Patrimoine en danger, quelle marche à suivre ?

Lorsque vous êtes confronté à un grave danger sur un élément du patrimoine que vous estimez devoir être sauvegardé, plusieurs démarches sont possibles. Notre association vous conseille de :

 

Si des travaux préjudiciables sont prévus ou en cours

Dans un premier temps, il faut vérifier en mairie (sur les tableaux d'affichages par exemple) si les travaux ou la démolition constatés ont fait l'objet d'un Permis ou d'une Déclaration de travaux. 

Si tel est le cas, vous pouvez vous procurer en mairie les documents du Permis ou de la Déclaration et les confronter le cas échéant avec les travaux si ceux ci sont déjà en cours.

Si les travaux sont conformes et ont été autorisés mais qu'ils n'ont pas été affichés sur le terrain (voir lesconditions d'affichage), les tiers ont la possibilité au titre de leurs droits d'en contester la légalité dans les deux mois de l'affichage.

  • Le projet doit également respecter les dispositions de protection du patrimoine (en savoir plus) et notamment celles de l'article R. 111-21. A savoir qu'il ne doit pas porter atteinte au caractère où à l'intérêt des lieux avoisinants, aux sites, aux paysages naturels ou urbains, ainsi qu'à la préservation des perspectives monumentales. 
    S'il ne respecte pas ces dispositions, ou que vous jugez qu'une autorisation de démolition ou de transformation qui a été accordée est abusive, vous pouvez contester cette autorisation en engageant une procédure devant le Tribunal Administratif en vous assurant au préalable que tous les éléments juridiques sont réunis et dûment étayés (pour information, le recours d'une association devant le Tribunal administratif est recevable en fonction des intérêts à agir de l'association et uniquement si la création de celle-ci est antérieure à la délivrance de l'autorisation).
    Pour apprécier si le permis de construire a été accordé en contradiction avec l'article R. 111-21, le juge vérifie deux éléments : si les lieux ont un caractère ou un intérêt particulier et s'il a été porté atteinte à ce caractère ou intérêt (pour en savoir plus lire l'article Le juge et l'article R. 111-21 du code de l'urbanisme ou l'appréciation de la qualité du cadre de vie par les tribunaux)
  • En préalable à ces actions, un recours gracieux peut être formé auprès de l'autorité ayant délivré l'autorisation, celle-ci disposant d'un délai de 3 mois à compter de la date de délivrance pour la retirer.

 

Si les travaux ne sont pas conformes ou s'ils n'ont pas été autorisés, vous pouvez en avertir le Maire et le service contentieux de la Direction Départementale des Territoires et leur demander de faire appliquer la législation.

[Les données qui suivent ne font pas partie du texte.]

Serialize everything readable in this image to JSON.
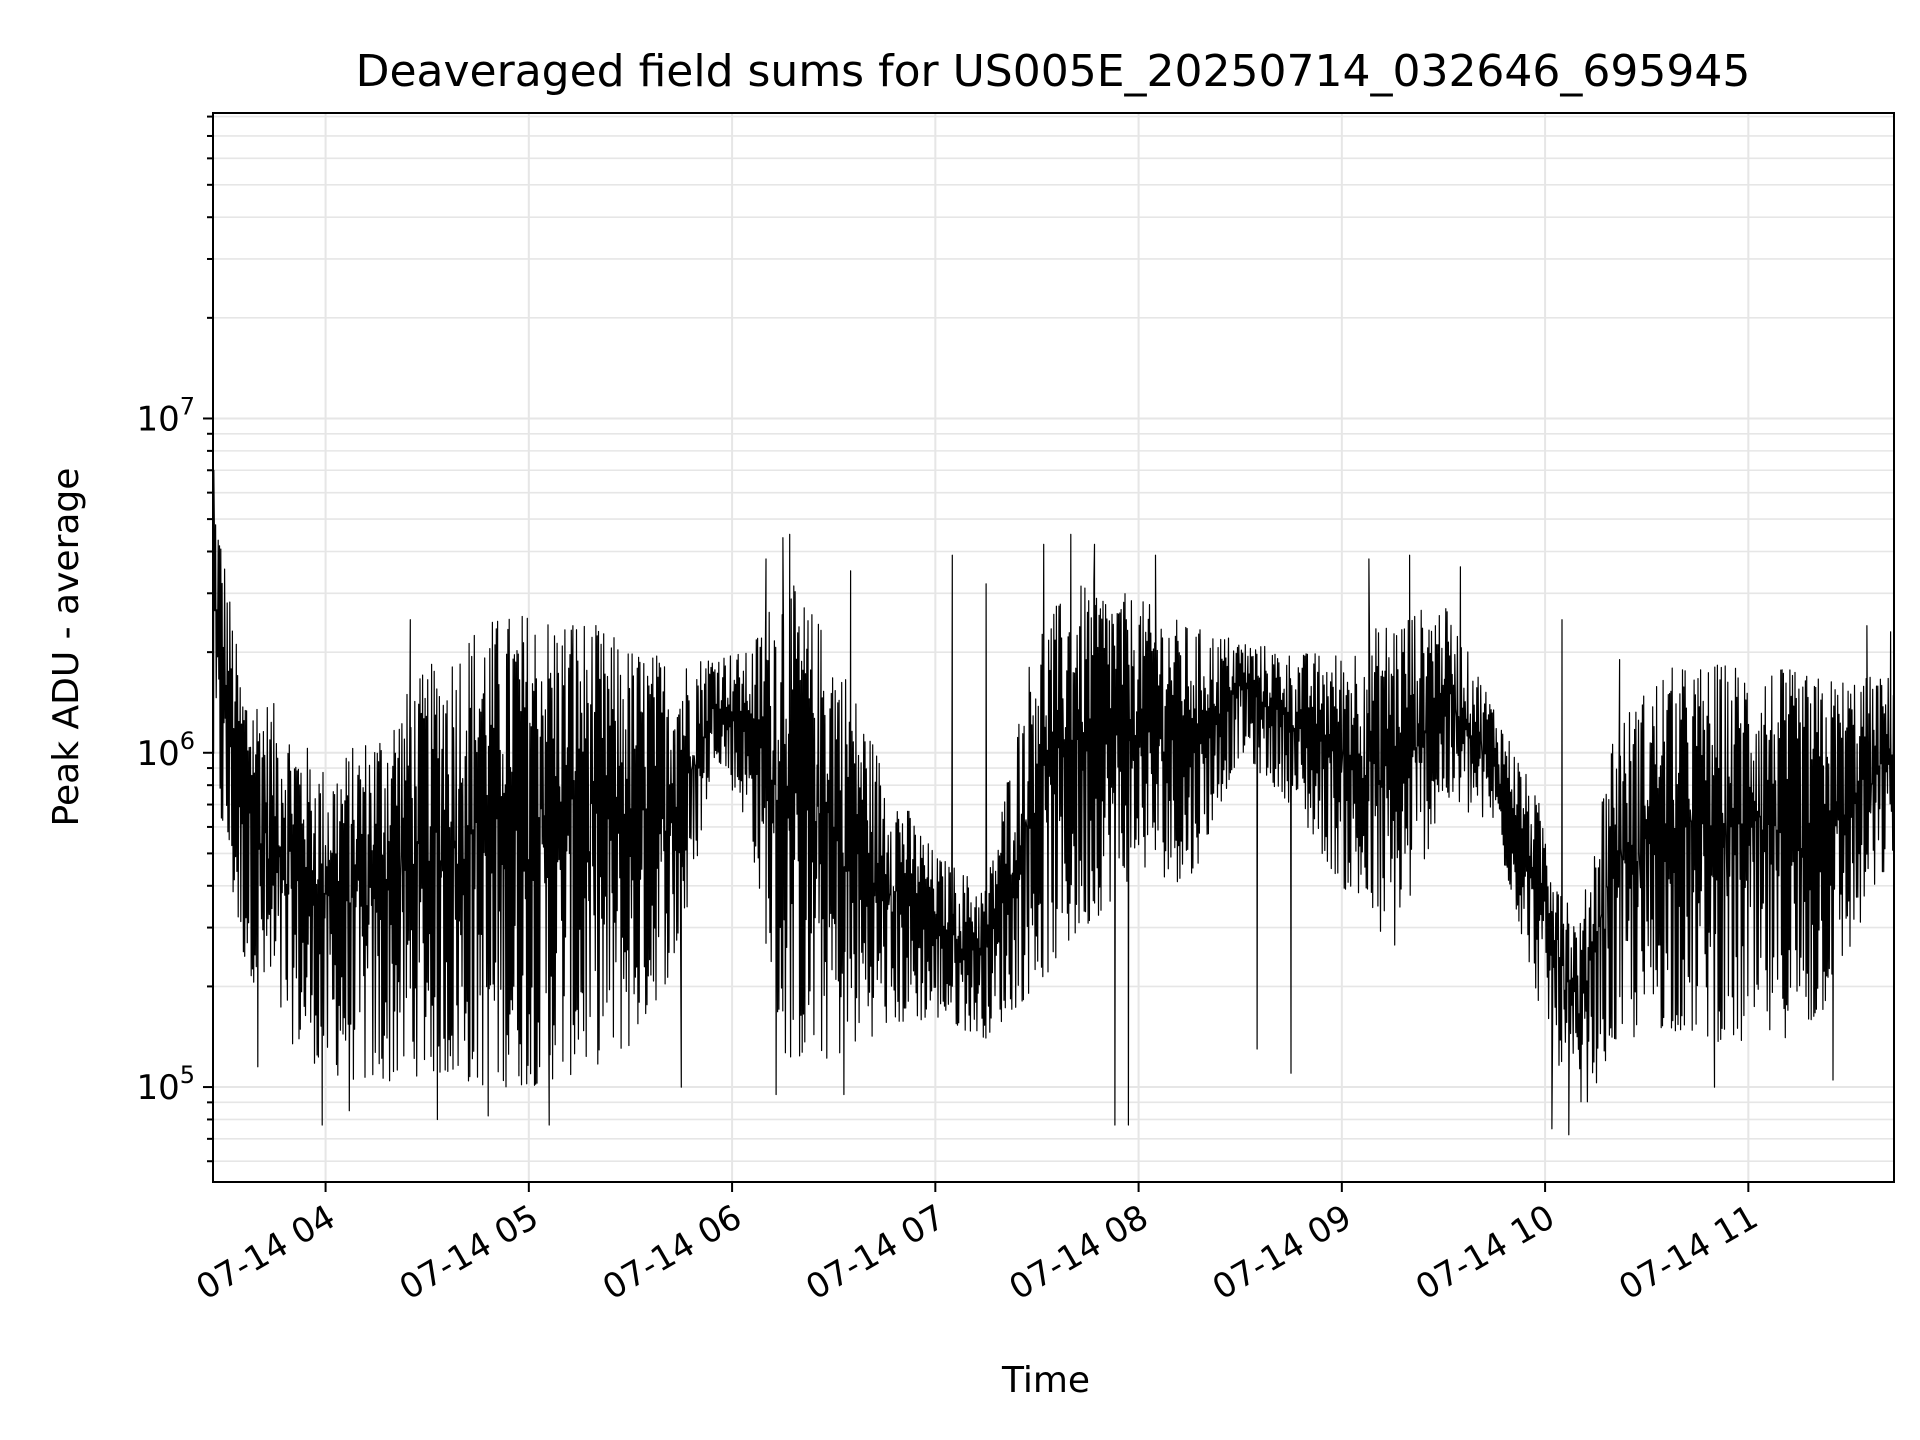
{
  "chart_data": {
    "type": "line",
    "title": "Deaveraged field sums for US005E_20250714_032646_695945",
    "xlabel": "Time",
    "ylabel": "Peak ADU - average",
    "y_scale": "log",
    "ylim": [
      52000,
      82000000
    ],
    "xlim": [
      "2025-07-14T03:26:46",
      "2025-07-14T11:43:00"
    ],
    "grid": true,
    "line_color": "#000000",
    "grid_color": "#e6e6e6",
    "x_ticks": [
      {
        "t": "2025-07-14T04:00:00",
        "label": "07-14 04"
      },
      {
        "t": "2025-07-14T05:00:00",
        "label": "07-14 05"
      },
      {
        "t": "2025-07-14T06:00:00",
        "label": "07-14 06"
      },
      {
        "t": "2025-07-14T07:00:00",
        "label": "07-14 07"
      },
      {
        "t": "2025-07-14T08:00:00",
        "label": "07-14 08"
      },
      {
        "t": "2025-07-14T09:00:00",
        "label": "07-14 09"
      },
      {
        "t": "2025-07-14T10:00:00",
        "label": "07-14 10"
      },
      {
        "t": "2025-07-14T11:00:00",
        "label": "07-14 11"
      }
    ],
    "y_ticks": [
      {
        "value": 100000,
        "base": "10",
        "exp": "5"
      },
      {
        "value": 1000000,
        "base": "10",
        "exp": "6"
      },
      {
        "value": 10000000,
        "base": "10",
        "exp": "7"
      }
    ],
    "series": [
      {
        "profile": [
          {
            "t": "2025-07-14T03:26:46",
            "lo": 800000,
            "hi": 7000000
          },
          {
            "t": "2025-07-14T03:35:00",
            "lo": 250000,
            "hi": 1700000
          },
          {
            "t": "2025-07-14T03:45:00",
            "lo": 150000,
            "hi": 1400000
          },
          {
            "t": "2025-07-14T04:00:00",
            "lo": 110000,
            "hi": 900000
          },
          {
            "t": "2025-07-14T04:15:00",
            "lo": 100000,
            "hi": 1200000
          },
          {
            "t": "2025-07-14T04:30:00",
            "lo": 110000,
            "hi": 1800000
          },
          {
            "t": "2025-07-14T04:45:00",
            "lo": 100000,
            "hi": 2500000
          },
          {
            "t": "2025-07-14T05:00:00",
            "lo": 100000,
            "hi": 2700000
          },
          {
            "t": "2025-07-14T05:15:00",
            "lo": 110000,
            "hi": 2600000
          },
          {
            "t": "2025-07-14T05:30:00",
            "lo": 130000,
            "hi": 2100000
          },
          {
            "t": "2025-07-14T05:45:00",
            "lo": 250000,
            "hi": 1900000
          },
          {
            "t": "2025-07-14T05:55:00",
            "lo": 1000000,
            "hi": 2000000
          },
          {
            "t": "2025-07-14T06:05:00",
            "lo": 600000,
            "hi": 2000000
          },
          {
            "t": "2025-07-14T06:15:00",
            "lo": 120000,
            "hi": 3500000
          },
          {
            "t": "2025-07-14T06:30:00",
            "lo": 120000,
            "hi": 2200000
          },
          {
            "t": "2025-07-14T06:45:00",
            "lo": 150000,
            "hi": 900000
          },
          {
            "t": "2025-07-14T07:00:00",
            "lo": 160000,
            "hi": 500000
          },
          {
            "t": "2025-07-14T07:15:00",
            "lo": 140000,
            "hi": 400000
          },
          {
            "t": "2025-07-14T07:30:00",
            "lo": 200000,
            "hi": 2500000
          },
          {
            "t": "2025-07-14T07:45:00",
            "lo": 300000,
            "hi": 3300000
          },
          {
            "t": "2025-07-14T08:00:00",
            "lo": 450000,
            "hi": 2900000
          },
          {
            "t": "2025-07-14T08:15:00",
            "lo": 400000,
            "hi": 2400000
          },
          {
            "t": "2025-07-14T08:30:00",
            "lo": 1000000,
            "hi": 2200000
          },
          {
            "t": "2025-07-14T08:45:00",
            "lo": 700000,
            "hi": 2000000
          },
          {
            "t": "2025-07-14T09:00:00",
            "lo": 400000,
            "hi": 2000000
          },
          {
            "t": "2025-07-14T09:15:00",
            "lo": 250000,
            "hi": 2600000
          },
          {
            "t": "2025-07-14T09:30:00",
            "lo": 700000,
            "hi": 2800000
          },
          {
            "t": "2025-07-14T09:45:00",
            "lo": 600000,
            "hi": 1400000
          },
          {
            "t": "2025-07-14T10:00:00",
            "lo": 150000,
            "hi": 650000
          },
          {
            "t": "2025-07-14T10:10:00",
            "lo": 80000,
            "hi": 300000
          },
          {
            "t": "2025-07-14T10:20:00",
            "lo": 130000,
            "hi": 1200000
          },
          {
            "t": "2025-07-14T10:35:00",
            "lo": 150000,
            "hi": 1800000
          },
          {
            "t": "2025-07-14T11:00:00",
            "lo": 130000,
            "hi": 1900000
          },
          {
            "t": "2025-07-14T11:20:00",
            "lo": 150000,
            "hi": 1700000
          },
          {
            "t": "2025-07-14T11:43:00",
            "lo": 500000,
            "hi": 1700000
          }
        ],
        "spikes": [
          {
            "t": "2025-07-14T03:27:00",
            "value": 7000000
          },
          {
            "t": "2025-07-14T03:40:00",
            "value": 115000
          },
          {
            "t": "2025-07-14T03:59:00",
            "value": 77000
          },
          {
            "t": "2025-07-14T04:07:00",
            "value": 85000
          },
          {
            "t": "2025-07-14T04:25:00",
            "value": 2500000
          },
          {
            "t": "2025-07-14T04:33:00",
            "value": 80000
          },
          {
            "t": "2025-07-14T04:48:00",
            "value": 82000
          },
          {
            "t": "2025-07-14T05:06:00",
            "value": 77000
          },
          {
            "t": "2025-07-14T05:13:00",
            "value": 2400000
          },
          {
            "t": "2025-07-14T05:45:00",
            "value": 100000
          },
          {
            "t": "2025-07-14T06:10:00",
            "value": 3800000
          },
          {
            "t": "2025-07-14T06:13:00",
            "value": 95000
          },
          {
            "t": "2025-07-14T06:15:00",
            "value": 4400000
          },
          {
            "t": "2025-07-14T06:17:00",
            "value": 4500000
          },
          {
            "t": "2025-07-14T06:33:00",
            "value": 95000
          },
          {
            "t": "2025-07-14T06:35:00",
            "value": 3500000
          },
          {
            "t": "2025-07-14T07:05:00",
            "value": 3900000
          },
          {
            "t": "2025-07-14T07:15:00",
            "value": 3200000
          },
          {
            "t": "2025-07-14T07:32:00",
            "value": 4200000
          },
          {
            "t": "2025-07-14T07:40:00",
            "value": 4500000
          },
          {
            "t": "2025-07-14T07:47:00",
            "value": 4200000
          },
          {
            "t": "2025-07-14T07:53:00",
            "value": 77000
          },
          {
            "t": "2025-07-14T07:57:00",
            "value": 77000
          },
          {
            "t": "2025-07-14T08:05:00",
            "value": 3900000
          },
          {
            "t": "2025-07-14T08:35:00",
            "value": 130000
          },
          {
            "t": "2025-07-14T08:45:00",
            "value": 110000
          },
          {
            "t": "2025-07-14T09:08:00",
            "value": 3800000
          },
          {
            "t": "2025-07-14T09:20:00",
            "value": 3900000
          },
          {
            "t": "2025-07-14T09:35:00",
            "value": 3600000
          },
          {
            "t": "2025-07-14T10:02:00",
            "value": 75000
          },
          {
            "t": "2025-07-14T10:05:00",
            "value": 2500000
          },
          {
            "t": "2025-07-14T10:07:00",
            "value": 72000
          },
          {
            "t": "2025-07-14T10:22:00",
            "value": 1900000
          },
          {
            "t": "2025-07-14T10:50:00",
            "value": 100000
          },
          {
            "t": "2025-07-14T11:25:00",
            "value": 105000
          },
          {
            "t": "2025-07-14T11:35:00",
            "value": 2400000
          },
          {
            "t": "2025-07-14T11:42:00",
            "value": 2300000
          }
        ]
      }
    ]
  }
}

  • Vous pouvez également prévenir l'Architecte des Bâtiments de France du département notamment si le bâtiment est protégé au titre des Monuments Historiques (la liste des Monuments Historiques est consultable sur la base Mérimée du site du Ministère de la Culture) ou s'il est situé dans un espace protégé (périmètre de protection de 500m autour d'un Monument Historique, ZPPAUP ou AVAP, secteur sauvegardé, site classé ou inscrit).
  • Si l'élément n'est pas protégé mais mériterait à votre avis de l'être, vous pouvez demander au Conservateur régional des MH (DRAC) ou à l'Inspecteur régional des sites (DREAL) d'examiner la possibilité d'engager une instance de classement (décision préfectorale entraînant pour un an tous les effets de la protection, à commencer par l'interdiction de démolir ou d'altérer).

 

Si l'édifice se dégrade inexorablement

  • Si le bâtiment semble abandonné, vous pouvez demander à la mairie de vérifier s'il existe des propriétaires (dans le cas de logement vacant et sans maitre, une procédure simple permettra à la mairie de le récupérer).
  • Un contact avec le propriétaire peut éventuellement aboutir à des solutions : creation (ou mobilisation) d'une association, lancement d'une souscription avec la Fondation du patrimoine...
  • En cas d' "inaction" du propriétaire, on pourra demander à la mairie ou au groupement de communes d'engager une procédure d'expropriation pour "abandon manifeste" (voir la fiche de l'Association des Maires de France sur ce sujet).
  • Enfin signalons que certaines pétitions lancées sur ce sujet, et réunissant un nombre significatif de signatures, ont abouti dans certains cas à des prises de conscience d'élus ou de propriétaires privés et au sauvetage d'éléments menacés.
  • Pourquoi pas proposer un projet convaincant de réutilisation du bâtiment ou de valorisation du territoire concerné pour un usage public ou privé ? L'appui de la Fondation du Patrimoine peut être utile en pareil cas.